Selling duck into Asian markets from Monaghan farm
Small Business Future Proof Stuart Steele, Silver Hill Farm
Stuart Steele at the family run Silver Hill Farm duck breeding and processing plant in Monaghan
Silver Hill was established by Ronnie and Lyla Steele in 1962 on “a piece of land as close as they could get to Dublin, that they could afford”.
A debate on the merits of rearing turkeys or chickens led to the compromise that would create one of the Monaghan’s largest employers and one of the industry’s most respected duck producers – Silver Hill Farm.
The current managing director of the business is Stuart Steele, son of Ronnie and Lyla, who lives on the farm with his wife, artist and designer Helen Steele, and their children, Halle, Chloe and Ronnie, whom he hopes will one day inherit the business.
Silver Hill plans to increase capacity to 150,000 ducks per week over the next two years.
“It might sound like huge numbers, but we do everything the artisan way. When you consider that some Irish chicken farms might produce a million chickens per week, that puts things in perspective,” says Steele.
“We work to produce the best quality duck in the world. We produce with the welfare of the bird at the fore,” says Steele, who was one of the first people to sign up to Bord Bia’s Green Origin charter, which seeks to enable Ireland’s farmers and food producers to set and attain targets in relation to the sourcing of raw materials, manufacturing processes and social sustainability.
“We are a low volume producer in a high cost environment, so it’s people that want the best product who buy our duck,” he says.
Silver Hill ducks are bought by many top class restaurants in Ireland and the UK. Celebrity chef Heston Blumenthal has filmed at the farm, and the company supplies 98 per cent of the European market for head-on ducks.
Being one of the most prized items on a Chinese banquet restaurant menu, the Monaghan ducks can sell for €75 in restaurants in Singapore, which is a growing market for the company.
“We are flying out fresh birds and shipping out frozen birds to Singapore; there are huge costs involved but we are determined to do it. It’s a growing market and the potential there is huge. I see a time soon when that market will be more valuable to the company than Europe,” Steele says.

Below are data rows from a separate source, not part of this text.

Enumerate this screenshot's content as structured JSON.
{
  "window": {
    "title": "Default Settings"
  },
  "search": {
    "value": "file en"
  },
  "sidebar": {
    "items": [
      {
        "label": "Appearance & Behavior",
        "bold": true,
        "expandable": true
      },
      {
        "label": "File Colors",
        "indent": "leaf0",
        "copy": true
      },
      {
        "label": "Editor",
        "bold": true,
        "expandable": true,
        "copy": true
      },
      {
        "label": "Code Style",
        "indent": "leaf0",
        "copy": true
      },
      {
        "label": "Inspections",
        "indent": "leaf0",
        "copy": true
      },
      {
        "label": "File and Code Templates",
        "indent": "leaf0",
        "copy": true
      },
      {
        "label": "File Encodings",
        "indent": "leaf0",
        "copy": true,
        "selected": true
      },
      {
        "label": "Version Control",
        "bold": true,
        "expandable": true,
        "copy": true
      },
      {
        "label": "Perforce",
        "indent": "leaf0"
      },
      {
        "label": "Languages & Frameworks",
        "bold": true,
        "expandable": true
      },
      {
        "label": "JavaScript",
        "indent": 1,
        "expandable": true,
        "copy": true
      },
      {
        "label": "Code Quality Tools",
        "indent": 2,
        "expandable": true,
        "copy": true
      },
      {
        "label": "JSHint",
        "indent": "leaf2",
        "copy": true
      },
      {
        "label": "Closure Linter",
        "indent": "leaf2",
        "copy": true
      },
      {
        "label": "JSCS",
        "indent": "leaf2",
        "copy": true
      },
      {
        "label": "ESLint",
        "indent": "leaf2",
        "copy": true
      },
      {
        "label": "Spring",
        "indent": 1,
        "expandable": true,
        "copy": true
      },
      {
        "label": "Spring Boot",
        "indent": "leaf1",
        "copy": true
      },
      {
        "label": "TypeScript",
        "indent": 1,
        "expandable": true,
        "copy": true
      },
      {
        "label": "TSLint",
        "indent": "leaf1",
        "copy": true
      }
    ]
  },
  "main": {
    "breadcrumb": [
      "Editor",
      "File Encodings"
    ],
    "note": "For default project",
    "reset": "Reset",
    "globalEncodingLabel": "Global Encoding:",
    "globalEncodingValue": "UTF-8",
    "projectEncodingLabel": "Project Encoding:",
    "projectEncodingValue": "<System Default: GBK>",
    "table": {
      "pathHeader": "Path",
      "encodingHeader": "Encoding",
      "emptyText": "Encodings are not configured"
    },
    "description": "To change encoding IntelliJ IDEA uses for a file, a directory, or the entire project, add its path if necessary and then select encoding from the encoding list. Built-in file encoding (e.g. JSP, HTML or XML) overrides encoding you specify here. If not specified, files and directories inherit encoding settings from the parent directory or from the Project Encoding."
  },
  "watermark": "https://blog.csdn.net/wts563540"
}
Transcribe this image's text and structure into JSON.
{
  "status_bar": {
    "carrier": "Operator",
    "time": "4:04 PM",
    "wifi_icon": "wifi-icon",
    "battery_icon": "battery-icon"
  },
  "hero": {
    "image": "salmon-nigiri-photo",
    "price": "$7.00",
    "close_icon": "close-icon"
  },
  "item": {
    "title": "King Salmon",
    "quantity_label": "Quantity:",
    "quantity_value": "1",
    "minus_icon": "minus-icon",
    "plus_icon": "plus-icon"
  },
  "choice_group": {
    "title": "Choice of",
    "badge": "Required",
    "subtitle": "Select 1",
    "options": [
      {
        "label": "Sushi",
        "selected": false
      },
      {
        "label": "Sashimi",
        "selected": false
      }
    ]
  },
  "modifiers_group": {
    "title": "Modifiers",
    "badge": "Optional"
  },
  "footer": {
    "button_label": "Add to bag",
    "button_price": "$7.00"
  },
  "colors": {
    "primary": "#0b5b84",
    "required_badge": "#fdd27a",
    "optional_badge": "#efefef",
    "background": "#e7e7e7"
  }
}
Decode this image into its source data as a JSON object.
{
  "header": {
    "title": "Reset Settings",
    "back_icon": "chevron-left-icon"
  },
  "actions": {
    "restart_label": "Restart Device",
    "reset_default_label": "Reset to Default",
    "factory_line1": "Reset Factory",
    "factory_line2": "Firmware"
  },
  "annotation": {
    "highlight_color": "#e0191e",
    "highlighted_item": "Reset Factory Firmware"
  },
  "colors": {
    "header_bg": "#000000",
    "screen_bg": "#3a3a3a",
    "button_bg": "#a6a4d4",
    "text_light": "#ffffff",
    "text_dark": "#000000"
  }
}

The business has seen a 20 per cent increase in staff numbers in the past two years to 180, but pending demand for management, R&D, IT and sales roles, that will increase to 235 in the next three years.

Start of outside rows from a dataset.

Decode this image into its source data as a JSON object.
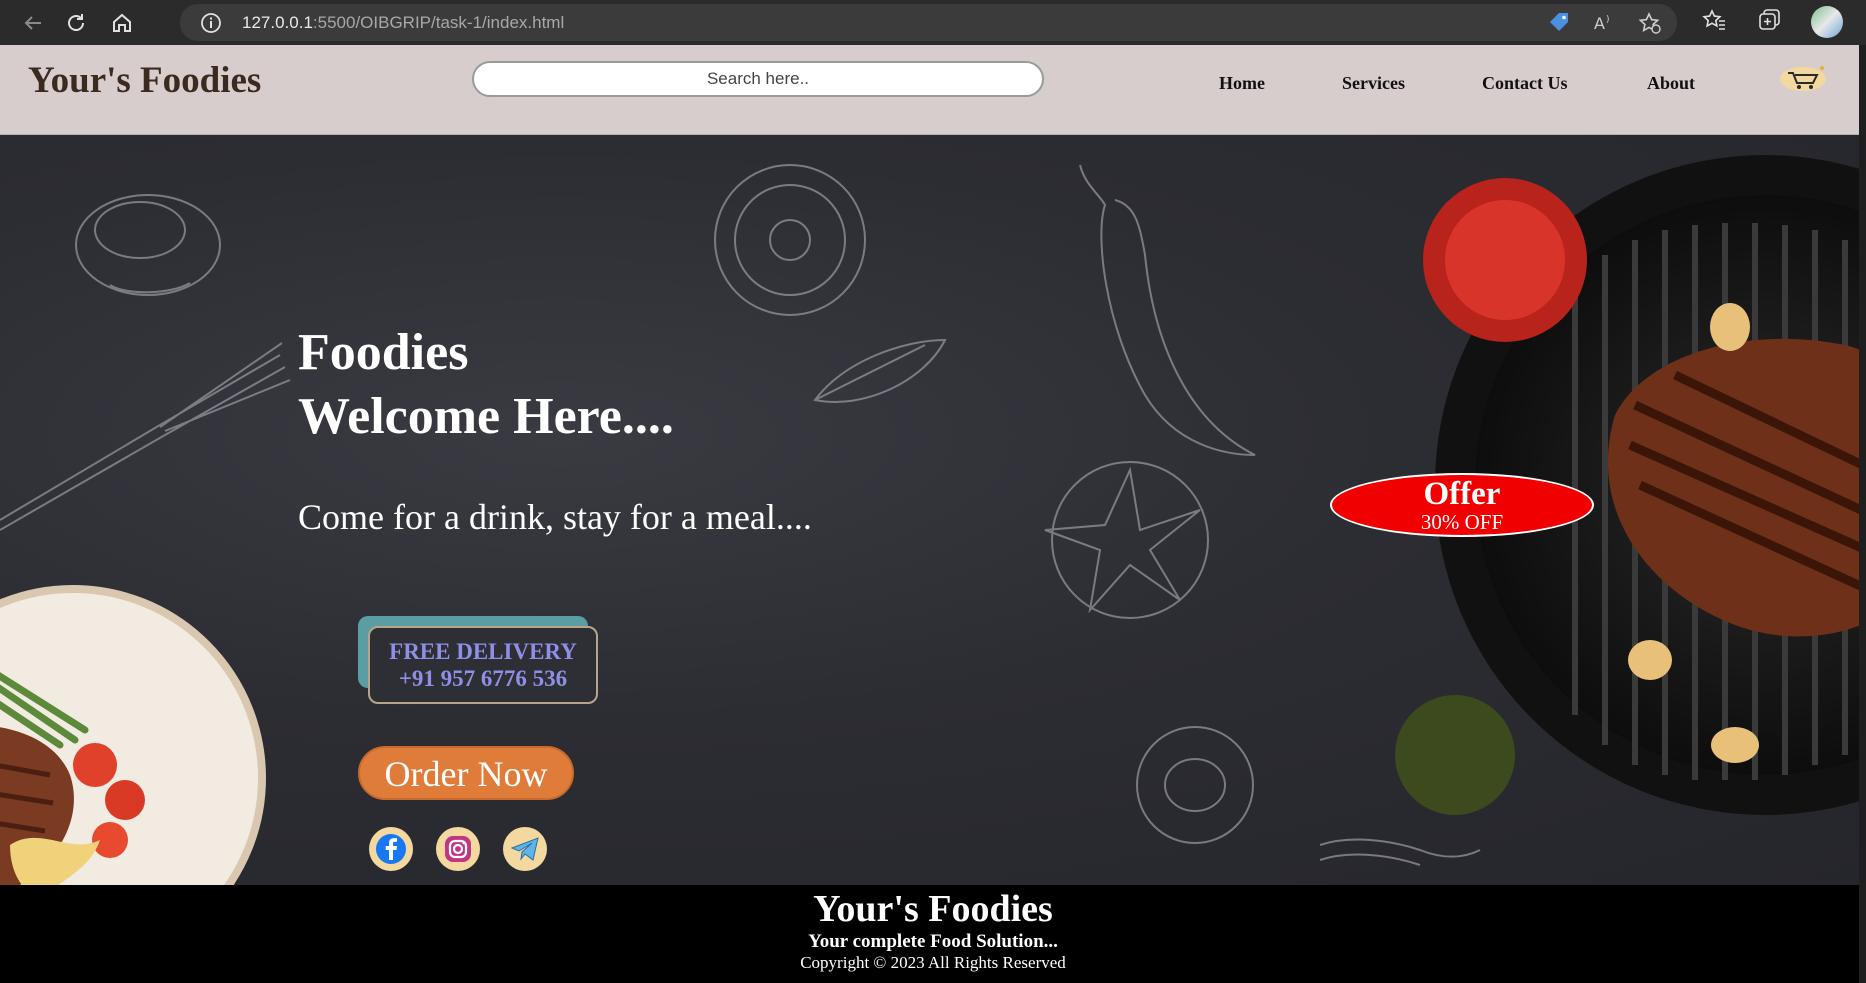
{
  "browser": {
    "url_host": "127.0.0.1",
    "url_rest": ":5500/OIBGRIP/task-1/index.html",
    "icons": [
      "back-icon",
      "refresh-icon",
      "home-icon",
      "info-icon",
      "tag-icon",
      "read-aloud-icon",
      "favorite-add-icon",
      "favorites-icon",
      "collections-icon",
      "profile-avatar"
    ]
  },
  "navbar": {
    "brand": "Your's Foodies",
    "search_placeholder": "Search here..",
    "links": [
      "Home",
      "Services",
      "Contact Us",
      "About"
    ],
    "cart_icon": "cart-icon"
  },
  "hero": {
    "title_line1": "Foodies",
    "title_line2": "Welcome Here....",
    "subtitle": "Come for a drink, stay for a meal....",
    "delivery_line1": "FREE DELIVERY",
    "delivery_line2": "+91 957 6776 536",
    "order_button": "Order Now",
    "social": [
      "facebook-icon",
      "instagram-icon",
      "telegram-icon"
    ],
    "offer_title": "Offer",
    "offer_text": "30% OFF"
  },
  "footer": {
    "title": "Your's Foodies",
    "tagline": "Your complete Food Solution...",
    "copyright": "Copyright © 2023 All Rights Reserved"
  },
  "colors": {
    "navbar_bg": "#d8cdcd",
    "hero_bg": "#2c2d33",
    "order_button": "#e07c3a",
    "offer_bg": "#f00000",
    "delivery_text": "#8f8fe8",
    "footer_bg": "#000000"
  }
}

Product development is done through Silver Hill’s breeding programmes. “It’s all about taste,” says Steele whose duck has been called the ‘wagu of duck’.
“We don’t let our breed of duck outside of our company, the Silver Hill duck is our own particular breed and we don’t sell it under any other name.”
Retail sales have taken off in the past five years. “The retail market has tripled for us in the last four years. It was a case of getting a professional head of sales manager to manage the process to allow customers to be able to access our products in shops,” says Steele.
The Asian market is a growing one for Silver Hill, which has opened a sales platform in Singapore and in Malaysia, where they currently supply more than 20 restaurants. They are also looking to expand further into Japan, Thailand and Hong Kong.
“We are building a new production facility in the next year or so which will see another huge investment and which will be engaged in primary processing and cooking.”
Silver Hill has landed a host of food awards for various products, as well as qualifying for the Deloitte Best Managed Company award six years running.
The 1990s saw much innovation in terms of food development at the company. “We wanted to go after the Chinese Beijing-style duck market [think of the ducks hanging up in restaurants in Chinatown] and it took a lot of product development,” says Steele.
“We started using the likes of ultrasound scanners on our live birds to measure the fat and meat content, which takes the guesswork out of breeding.
“It costs a lot to produce our product, therefore we had to give people a reason to buy it, so innovation is vital to our business. If we rest on our laurels we are actually going backwards.”
Despite the investment in innovative technology, Steele says that the majority of production at Silver Hill is done by hand.
“Everything other than the plucking is done by hand,” he says. Even the down and feather by-products are processed and made into duvets, pillows and cushions for a number of retailers both here and in the UK.
Competing on price with cheap imported, machine processed Asian product was never really an option, Steele says, so Silver Hill made the conscious decision “to concentrate on the top 10 per cent of the market”.
“We are proud and honoured to be able to do it from Monaghan. We are very proud of our Monaghan roots. I’ve travelled all over the world and there is nowhere else I’d rather live,” says Steele.
Steele’s parents Ronnie and Lyla still come into the office every day to “keep them on their toes”, but he says that a number of years ago he realised the business had to move with the times, which largely means Steele getting out of the way of the professional managers they have recruited to run and develop the business.
“We are in business more than 50 years, but in many ways we are only starting out, so you have to change with the times.”